IN PRAISE OF STALE BREAD

 

Wait a moment before you throw out the stale remains of that loaf of bread.   Even as it stales, bread made with natural ingredients will continue to play its ancient role as the staff of life. (In Egypt, the Arabic word for bread, aish, also means life.) Imagine instead all the ways slices of days-old bread can be transformed into a restorative meal. 

 

My preferred way to quickly revive yesterday’s bread is to toast it.  Heat releases flavors in the wheat and caramelizes its sugar to create a crunchy, roasted wheat flavor.  Drop a moist dollop of crushed olive paste or tuna salad on a slice, toasted or not, and it is born again as a tasty bruschetta. 

 

   

 

In the weeks leading up to Mardi Gras dry bread becomes the key ingredient in rich bread puddings.

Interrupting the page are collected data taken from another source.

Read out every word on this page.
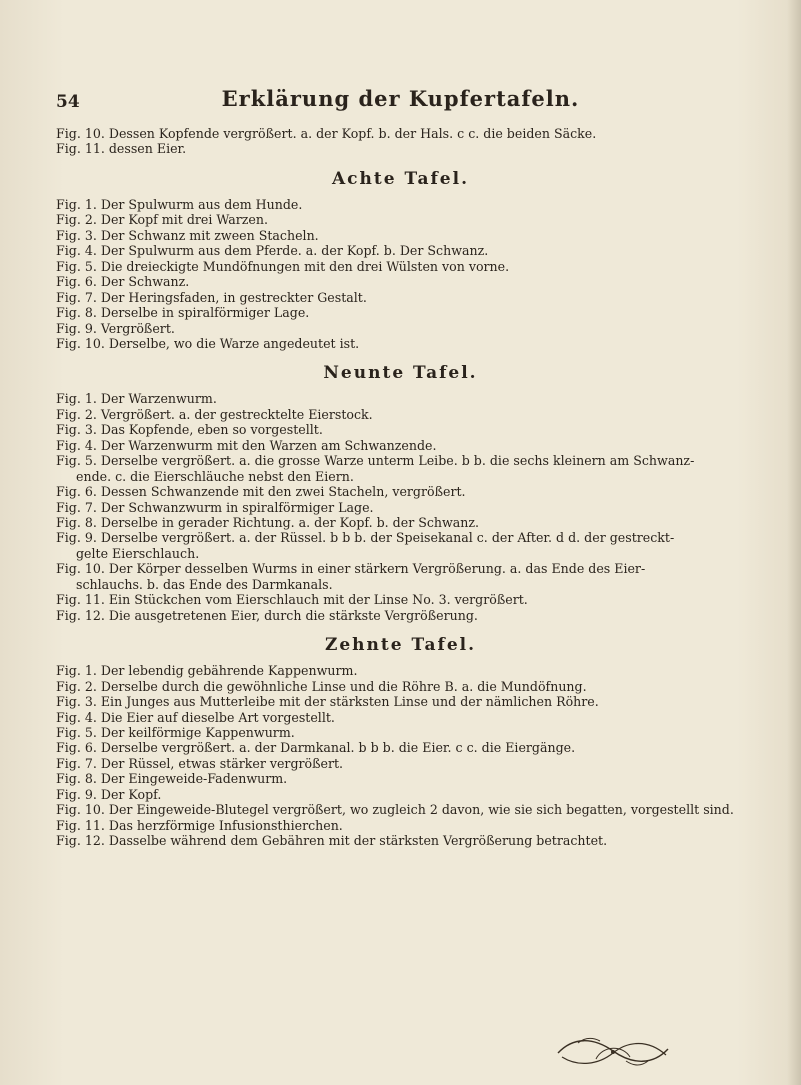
54	Erklärung der Kupfertafeln.
Fig. 10. Dessen Kopfende vergrößert. a. der Kopf. b. der Hals. c c. die beiden Säcke.
Fig. 11. dessen Eier.
Achte Tafel.
Fig. 1. Der Spulwurm aus dem Hunde.
Fig. 2. Der Kopf mit drei Warzen.
Fig. 3. Der Schwanz mit zween Stacheln.
Fig. 4. Der Spulwurm aus dem Pferde. a. der Kopf. b. Der Schwanz.
Fig. 5. Die dreieckigte Mundöfnungen mit den drei Wülsten von vorne.
Fig. 6. Der Schwanz.
Fig. 7. Der Heringsfaden, in gestreckter Gestalt.
Fig. 8. Derselbe in spiralförmiger Lage.
Fig. 9. Vergrößert.
Fig. 10. Derselbe, wo die Warze angedeutet ist.
Neunte Tafel.
Fig. 1. Der Warzenwurm.
Fig. 2. Vergrößert. a. der gestrecktelte Eierstock.
Fig. 3. Das Kopfende, eben so vorgestellt.
Fig. 4. Der Warzenwurm mit den Warzen am Schwanzende.
Fig. 5. Derselbe vergrößert. a. die grosse Warze unterm Leibe. b b. die sechs kleinern am Schwanz-
ende. c. die Eierschläuche nebst den Eiern.
Fig. 6. Dessen Schwanzende mit den zwei Stacheln, vergrößert.
Fig. 7. Der Schwanzwurm in spiralförmiger Lage.
Fig. 8. Derselbe in gerader Richtung. a. der Kopf. b. der Schwanz.
Fig. 9. Derselbe vergrößert. a. der Rüssel. b b b. der Speisekanal c. der After. d d. der gestreckt-
gelte Eierschlauch.
Fig. 10. Der Körper desselben Wurms in einer stärkern Vergrößerung. a. das Ende des Eier-
schlauchs. b. das Ende des Darmkanals.
Fig. 11. Ein Stückchen vom Eierschlauch mit der Linse No. 3. vergrößert.
Fig. 12. Die ausgetretenen Eier, durch die stärkste Vergrößerung.
Zehnte Tafel.
Fig. 1. Der lebendig gebährende Kappenwurm.
Fig. 2. Derselbe durch die gewöhnliche Linse und die Röhre B. a. die Mundöfnung.
Fig. 3. Ein Junges aus Mutterleibe mit der stärksten Linse und der nämlichen Röhre.
Fig. 4. Die Eier auf dieselbe Art vorgestellt.
Fig. 5. Der keilförmige Kappenwurm.
Fig. 6. Derselbe vergrößert. a. der Darmkanal. b b b. die Eier. c c. die Eiergänge.
Fig. 7. Der Rüssel, etwas stärker vergrößert.
Fig. 8. Der Eingeweide-Fadenwurm.
Fig. 9. Der Kopf.
Fig. 10. Der Eingeweide-Blutegel vergrößert, wo zugleich 2 davon, wie sie sich begatten, vorgestellt sind.
Fig. 11. Das herzförmige Infusionsthierchen.
Fig. 12. Dasselbe während dem Gebähren mit der stärksten Vergrößerung betrachtet.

Its single serving equivalent, French toast, is particularly flexible.  Serve it for dessert with honey, syrup or ice cream, for breakfast with fruit or as a savory luncheon sandwich filled with sautéed onions and Gruyère cheese.  

 

Possibly the oldest soup recipe was prepared by pouring hot broth over a thick slice of stale bread.  If this sounds fanciful, try to imagine a French Onion Soup without the garlic-scented crouton and melted Gruyère cheese.  Madeline Kamman’s 1976 classic, When French Women Cook introduced me to the elegant simplicity of Bread Soup. Her recipes combine bread soaked in milk with added broth and sauteed  shallots.  I have scaled back her addition of a copious amount of cream to one tablespoon of crème fraïche (or yogurt) drizzled over the surface.   It’s a wonderfully comforting meal on a cold winter night. 

 

 

The height of transformative baking with stale bread is Bread Pizza, and it is quicker and cheaper than having one delivered .  Simply gather leftovers from the refrigerator: cheese, lunch meat, cooked vegetables, some parsley.  Chop them up and mix them with a couple slices of day-old bread, crusts removed, soaked in water and mashed with a fork into a puree.  I like to add a tablespoon of olive oil and a clove of diced garlic.  Squeeze out the water in your hands for a toasted consistency; leave it wet if you prefer a pudding-like texture.  Bake it in a 500 degree oven for 10 -12 minutes.  I guarantee you will experience a childlike sense of satisfaction with your accomplishment.